What Do You See?
In the early hours of the morning or in the quiet hours of the night, I often find myself sitting inside my little workspace at home. With a lamp giving light to what I read, I flip through pages to reflect on what people call the Bible or the Word of God (emphasis added). Some say it is important because it contains valuable lessons; for others, it’s a myth or a mere historical document. For me, it is life-giving truth that heals the broken; that strengthens the weak and hopeless. It gives wisdom to our feeble minds and transforms the hearts of sinful man.
In the book, “Running on Empty: Contemplative Spirituality for Overachievers”, Fil Anderson describes the Bible this way:
“The Word of God is not a self-help book nor a placebo to calm our fears. Neither is it just a guide to career success or greater effectiveness in ministry. It is, in truth, a love letter that invites us to be embraced by the Lover who wrote the letter. Sacred Scripture has tremendous power to free us from the mold the world squeezes us into. The God of the universe, who, in the beginning, shaped life into existence with spoken words, today speaks words meant to reshape our lives.” (Anderson, 2004)
How about you? What do you see when you set your eyes on this book that is found in almost every household? What thoughts rush into your mind when you see the Bible?
As a student privileged to study a rather extensive overview of Church History, I realize that there is much that I do not see. There is much that I do not understand. Worse, there is much I fail to appreciate.
Mr. Tyndale’s Mission
A man named William Tyndale saw what the vast majority has sorely missed and neglected when it comes to the study of Scriptures. While others’ ambitions revolved around making a living or desiring the applause of men, Mr. Tyndale was captured by a deep love for God and His divine Word.
To call this humble man “gifted” and “passionate” were seemingly mediocre terms that hardly suffice describing him. A person of his caliber should have placed a William Tyndale in prominent positions in society, yet he dedicated his life to one dangerous mission: “to make the Word of God understandable and available to the common people”. (Noll et al, 2003) Through his work in the 1500’s, he made himself a stranger to his own land. He lived as if being watched under a microscope, with threats and trials of every level hailed from authorities who profusely denied the need for the Bible’s translation from the original Greek and Hebrew to the English language, its widespread printing and distribution. (Paraphrased from Lawson, 2015)
Mr. Tyndale found himself fighting for his own life, and fighting for this very book whose message so gripped his entire being.
After a series of attempts to take him into custody for the charge of heresy, William Tyndale was lured into a trap similar to what happened between Jesus and Judas. Unfairly treated for a pursuit he knew was worth dying for, this man of God was betrayed and suffered a martyr’s death by being burned on a stake. It was noted that Mr. Tyndale, even as he awaited execution, continued to pray that people would get to see what He saw in the Word of God. (Paraphrased from Daniell, 1994) Oh, such passion for God’s timeless truth!

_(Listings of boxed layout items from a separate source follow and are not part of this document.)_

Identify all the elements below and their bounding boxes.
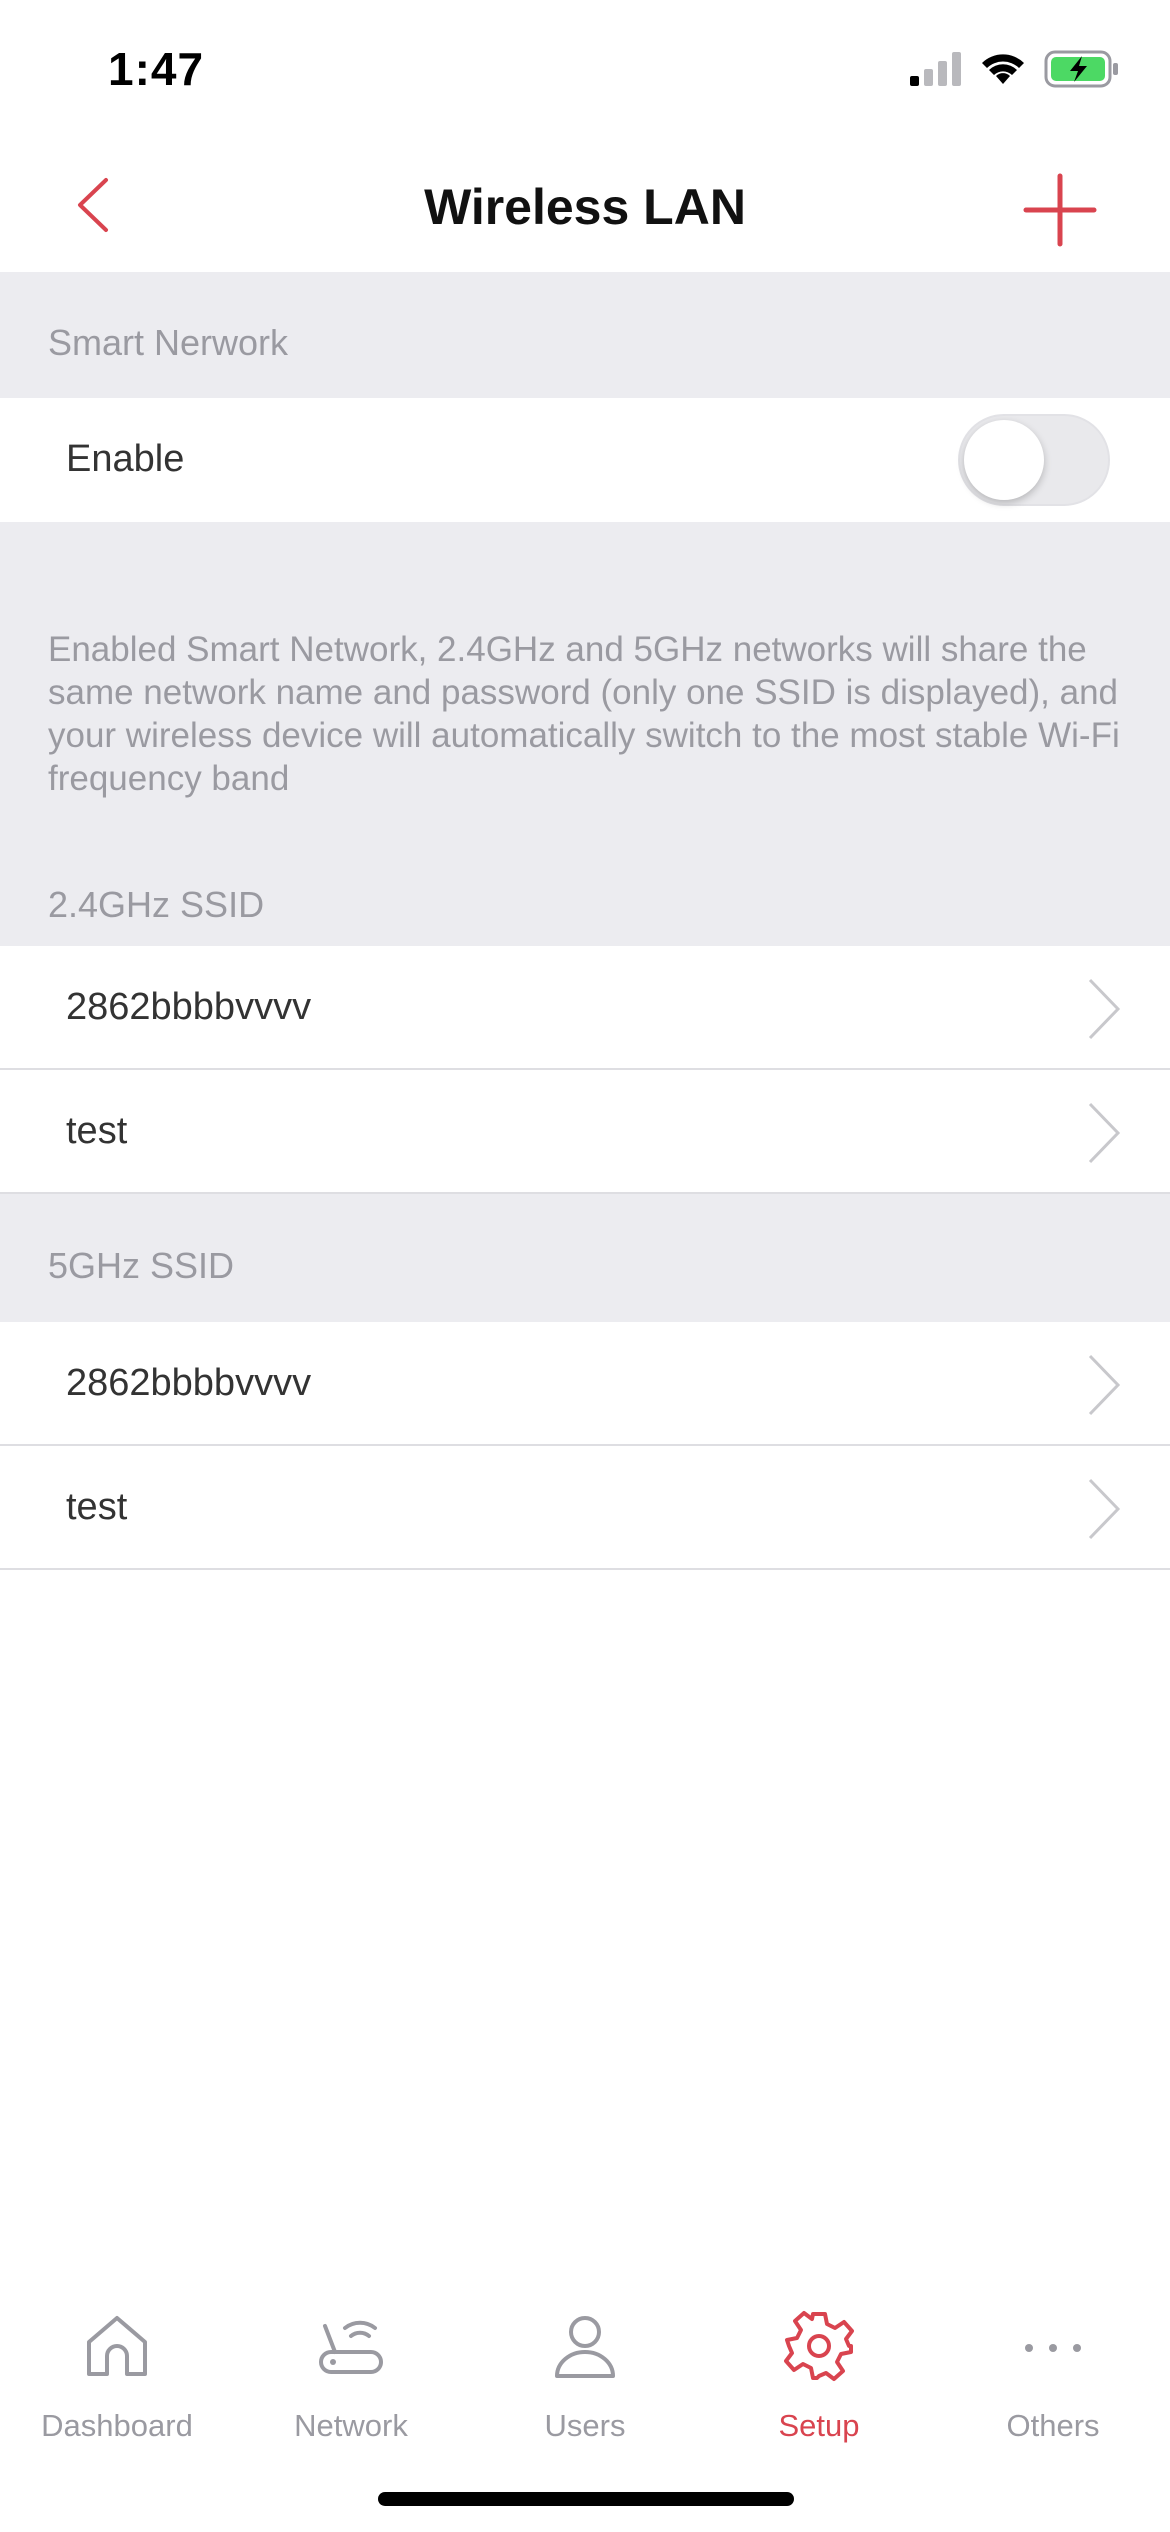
home-indicator: [378, 2492, 794, 2506]
status-bar: 1:47: [0, 0, 1170, 140]
ssid-5-name: test: [66, 1486, 128, 1528]
chevron-right-icon: [1088, 1478, 1121, 1540]
toggle-knob: [964, 420, 1044, 500]
ssid-24-row[interactable]: 2862bbbbvvvv: [0, 946, 1170, 1070]
plus-icon: [1023, 173, 1097, 247]
navigation-bar: Wireless LAN: [0, 140, 1170, 272]
smart-network-enable-row: Enable: [0, 398, 1170, 522]
tab-label: Network: [294, 2408, 408, 2443]
more-dots-icon: [1025, 2344, 1081, 2352]
tab-network[interactable]: Network: [234, 2306, 468, 2444]
tab-dashboard[interactable]: Dashboard: [0, 2306, 234, 2444]
home-icon: [87, 2316, 147, 2376]
section-header-smart-network: Smart Nerwork: [0, 272, 1170, 398]
tab-label: Others: [1006, 2408, 1100, 2443]
ssid-5-row[interactable]: test: [0, 1446, 1170, 1570]
chevron-right-icon: [1088, 1354, 1121, 1416]
tab-label: Users: [544, 2408, 626, 2443]
smart-network-toggle[interactable]: [958, 414, 1110, 506]
ssid-24-name: 2862bbbbvvvv: [66, 986, 312, 1028]
tab-label: Dashboard: [41, 2408, 193, 2443]
ssid-24-row[interactable]: test: [0, 1070, 1170, 1194]
status-icons: [910, 50, 1120, 88]
status-time: 1:47: [108, 43, 205, 95]
ssid-5-row[interactable]: 2862bbbbvvvv: [0, 1322, 1170, 1446]
tab-setup[interactable]: Setup: [702, 2306, 936, 2444]
wifi-icon: [982, 54, 1024, 84]
tab-label: Setup: [778, 2408, 860, 2443]
smart-network-description: Enabled Smart Network, 2.4GHz and 5GHz n…: [0, 522, 1170, 946]
add-button[interactable]: [1020, 170, 1100, 250]
user-icon: [555, 2316, 615, 2378]
chevron-right-icon: [1088, 978, 1121, 1040]
chevron-right-icon: [1088, 1102, 1121, 1164]
cellular-signal-icon: [910, 52, 961, 86]
battery-charging-icon: [1044, 50, 1118, 88]
tab-users[interactable]: Users: [468, 2306, 702, 2444]
gear-icon: [784, 2311, 854, 2381]
ssid-24-name: test: [66, 1110, 128, 1152]
section-header-24ghz: 2.4GHz SSID: [48, 884, 265, 925]
tab-others[interactable]: Others: [936, 2306, 1170, 2444]
enable-label: Enable: [66, 438, 185, 480]
section-header-5ghz: 5GHz SSID: [0, 1194, 1170, 1322]
ssid-5-name: 2862bbbbvvvv: [66, 1362, 312, 1404]
router-icon: [319, 2320, 383, 2374]
page-title: Wireless LAN: [424, 179, 746, 235]
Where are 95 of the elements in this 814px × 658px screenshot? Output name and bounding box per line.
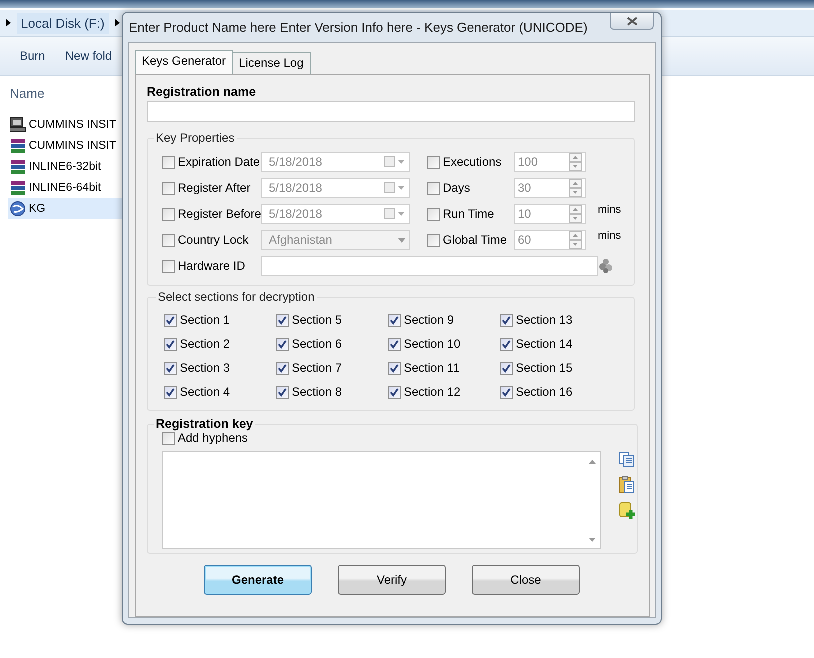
- option-label: Section 16: [516, 385, 573, 399]
- window-title: Enter Product Name here Enter Version Info here - Keys Generator (UNICODE): [128, 20, 588, 35]
- checkbox[interactable]: [162, 208, 175, 220]
- checkbox[interactable]: [427, 234, 440, 246]
- breadcrumb-arrow-icon[interactable]: [114, 19, 120, 27]
- registration-key-field[interactable]: [162, 451, 601, 549]
- file-item[interactable]: INLINE6-64bit: [8, 177, 150, 198]
- option-label: Global Time: [443, 233, 508, 247]
- group-title: Registration key: [155, 417, 254, 431]
- option-label: Executions: [443, 155, 502, 169]
- toolbar-item[interactable]: Burn: [20, 49, 46, 63]
- action-button[interactable]: Generate: [204, 565, 312, 595]
- file-item[interactable]: CUMMINS INSIT: [8, 114, 150, 135]
- hardware-id-field[interactable]: [261, 256, 598, 276]
- checkbox[interactable]: [500, 386, 513, 398]
- file-item[interactable]: CUMMINS INSIT: [8, 135, 150, 156]
- option-label: Section 6: [292, 337, 342, 351]
- calendar-icon: [384, 182, 406, 194]
- copy-icon[interactable]: [619, 452, 635, 468]
- checkbox[interactable]: [500, 338, 513, 350]
- scroll-down-icon[interactable]: [589, 538, 596, 542]
- computer-icon: [10, 116, 26, 132]
- checkbox[interactable]: [276, 362, 289, 374]
- book-stack-icon: [10, 158, 26, 174]
- option-label: Section 13: [516, 313, 573, 327]
- unit-label: mins: [598, 229, 622, 242]
- option-label: Section 5: [292, 313, 342, 327]
- option-label: Section 8: [292, 385, 342, 399]
- unit-label: mins: [598, 203, 622, 216]
- option-label: Expiration Date: [178, 155, 260, 169]
- calendar-icon: [384, 156, 406, 168]
- option-label: Section 9: [404, 313, 454, 327]
- spinner-arrows-icon[interactable]: [569, 205, 582, 223]
- option-label: Section 10: [404, 337, 461, 351]
- spinner-arrows-icon[interactable]: [569, 153, 582, 171]
- breadcrumb-item[interactable]: Local Disk (F:): [17, 12, 109, 34]
- checkbox[interactable]: [500, 362, 513, 374]
- spinner-arrows-icon[interactable]: [569, 231, 582, 249]
- checkbox[interactable]: [162, 182, 175, 194]
- action-button[interactable]: Close: [472, 565, 580, 595]
- checkbox[interactable]: [427, 156, 440, 168]
- option-label: Section 3: [180, 361, 230, 375]
- clipboard-icon[interactable]: [619, 476, 635, 494]
- checkbox[interactable]: [388, 338, 401, 350]
- checkbox[interactable]: [388, 362, 401, 374]
- checkbox[interactable]: [162, 432, 175, 444]
- toolbar-item[interactable]: New fold: [65, 49, 112, 63]
- option-label: Days: [443, 181, 470, 195]
- option-label: Run Time: [443, 207, 494, 221]
- checkbox[interactable]: [164, 314, 177, 326]
- tab[interactable]: Keys Generator: [135, 50, 234, 74]
- option-label: Section 7: [292, 361, 342, 375]
- checkbox[interactable]: [162, 234, 175, 246]
- checkbox[interactable]: [164, 386, 177, 398]
- tab[interactable]: License Log: [232, 52, 311, 74]
- checkbox[interactable]: [427, 208, 440, 220]
- option-label: Register Before: [178, 207, 262, 221]
- checkbox[interactable]: [162, 260, 175, 272]
- book-stack-icon: [10, 180, 26, 196]
- option-label: Country Lock: [178, 233, 249, 247]
- file-item[interactable]: INLINE6-32bit: [8, 156, 150, 177]
- spinner-arrows-icon[interactable]: [569, 179, 582, 197]
- checkbox[interactable]: [164, 362, 177, 374]
- checkbox[interactable]: [164, 338, 177, 350]
- close-button[interactable]: [610, 13, 654, 30]
- close-icon: [626, 16, 638, 26]
- checkbox[interactable]: [276, 314, 289, 326]
- option-label: Register After: [178, 181, 251, 195]
- registration-name-label: Registration name: [147, 85, 258, 99]
- add-icon[interactable]: [619, 502, 637, 520]
- calendar-icon: [384, 208, 406, 220]
- option-label: Add hyphens: [178, 431, 248, 445]
- option-label: Section 4: [180, 385, 230, 399]
- checkbox[interactable]: [162, 156, 175, 168]
- checkbox[interactable]: [427, 182, 440, 194]
- option-label: Section 1: [180, 313, 230, 327]
- option-label: Hardware ID: [178, 259, 246, 273]
- option-label: Section 11: [404, 361, 460, 375]
- book-stack-icon: [10, 138, 26, 154]
- action-button[interactable]: Verify: [338, 565, 446, 595]
- dropdown-arrow-icon: [398, 238, 406, 242]
- option-label: Section 15: [516, 361, 573, 375]
- group-title: Key Properties: [155, 131, 236, 145]
- breadcrumb-arrow-icon[interactable]: [6, 19, 11, 27]
- checkbox[interactable]: [500, 314, 513, 326]
- scroll-up-icon[interactable]: [589, 460, 596, 464]
- option-label: Section 2: [180, 337, 230, 351]
- group-title: Select sections for decryption: [157, 290, 316, 304]
- checkbox[interactable]: [388, 314, 401, 326]
- checkbox[interactable]: [276, 338, 289, 350]
- checkbox[interactable]: [388, 386, 401, 398]
- registration-name-field[interactable]: [147, 101, 635, 122]
- option-label: Section 12: [404, 385, 461, 399]
- option-label: Section 14: [516, 337, 573, 351]
- checkbox[interactable]: [276, 386, 289, 398]
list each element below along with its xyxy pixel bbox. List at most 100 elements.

Changing Lenses and a Change of Heart
Take a survey of today’s landscape, and what do we see? There seems to be an endless churning from deep within that yearns for truth… yet we try hardest to find it in the wrong places.
Reflecting on William Tyndale’s life, I ask myself how this should change the way we ought to see things and the manner we conduct ourselves? It is my hope that we start by living with a higher view and a deeper appreciation of Scriptures. I need to press on in standing upon God’s Word as the foundation of my faith, the source of truth, and my compass as I navigate through my life. As a pastor and teacher, I must put premium on the thoughtful and faithful study of Scriptures as I pass it on to every listener and, by God’s grace, to the following generation. (Paraphrased from Duco, 2017)
With an English Bible on my desk, I further recognize the inexplicable pain that has been experienced to preserve the Word of God and make it so accessible to ordinary people like you and me. From the people of the biblical times, to the faithful men and women of the Protestant Reformation, and to every worker of our day who proclaims God’s timeless message in this world – I write with tears, giving praise to our God, for all of them.
So, I bring the question back to you: when you see a Bible, what do you truly see?
May the likes of William Tyndale be a source of inspiration to you and be a spark of transformation in you.
Anderson, Fil. Running on Empty: Contemplative Spirituality for Overachievers. Colorado, Springs, Colorado: Waterbrook Press, 2004. Kindle.
Daniell, David. William Tyndale: A Biography. Yale University Press, 1994.
Duco, Jim Michael S. The Life and Legacy of William Tyndale. Biography Paper, TS600: Movements in Church History, Quezon City, November 3, 2017.
Lawson, Steven. The Daring Mission of William Tyndale: A Long Line of Godly Men Profiles. Crawfordsville, Indiana: RR Donnelley and Sons, 2015. Kindle.
Noll, Mark A., Timothy Larsen and David Bebbington, eds. Biographical Dictionary of Evangelicals. Leicester, England; Downers Grove, IL: InterVarsity Press, 2003.